Olhou-se novamente no espelho e pode apreciar a imagem que o mesmo lhe devolvia. Totalmente impecável em seu terno negro. O preto sempre lhe caíra bem... Não fosse a face um tanto empalidecida demais naquela manhã... Chegava a realçar escandalosamente, contrastando com o preto do terno que lhe tomava o corpo.
Já totalmente vestido, escolheu o perfume que fosse mais adequado para tal ocasião. Ela parecia aprovar-lhe o gosto. Ao sentir o cheiro, viu-se em uma das viagens que fizera a negócios pela Itália onde conhecera Anna. Bela mulher de quadris avantajados. Sim, sempre gostou muito de quadris, e Anna parecia-lhe a obra de arte mais bela que já vira em toda sua vida. Era amor? Não como o que conhecera com Vera, mas... Já dizem os grandes filósofos românticos: “Todo amor é amor, embora um sempre diferi do outro”. E ele agora acreditava nisso, exatamente assim. Amara sim todas as mulheres que passaram por sua vida, embora nenhuma permanecesse. Sentiu-se novamente amado, como se todos seus amores, agora nesse momento, voltassem a amá-lo.

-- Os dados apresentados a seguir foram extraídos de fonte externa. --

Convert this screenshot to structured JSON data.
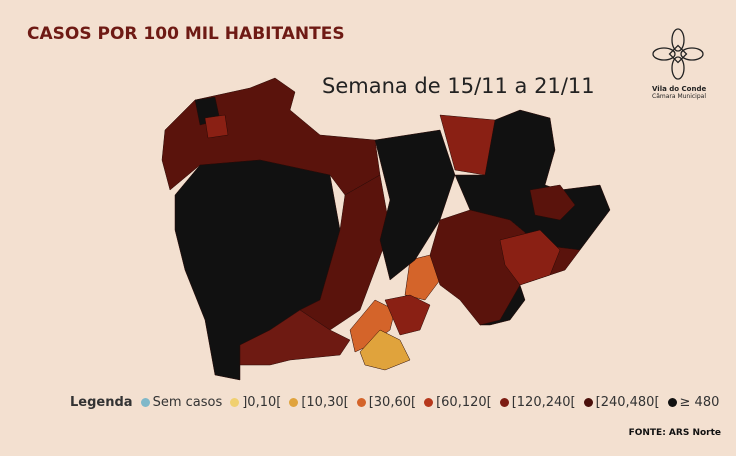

Lembrou-se novamente da mãe a sorrir-lhe da varanda da fazenda enquanto se encaminhava para a estrada, quando decidira tentar a vida na capital. Era linda sua mãe. Seus olhos irradiavam uma paz tão grande quanto a que sentia nesse momento, ali, olhando para ela.
Tudo estava pronto e terminado. Havia se preparado com todo exímio que marcara toda sua vida, tanto pessoal quanto profissional. Encaminhou-se para ela, olhou-a mais uma vez através do véu que cobria-lhe o rosto e, em um gesto ritualístico, desnudou-lhe a face levantando o véu. Linda, como nunca a imaginara. Totalmente em paz e confiante, dá-lhe o braço e seguem de braços dados pelo caminho tão novo, quanto o novo homem que nascera dentro de si transformando-lhe naquela manhã.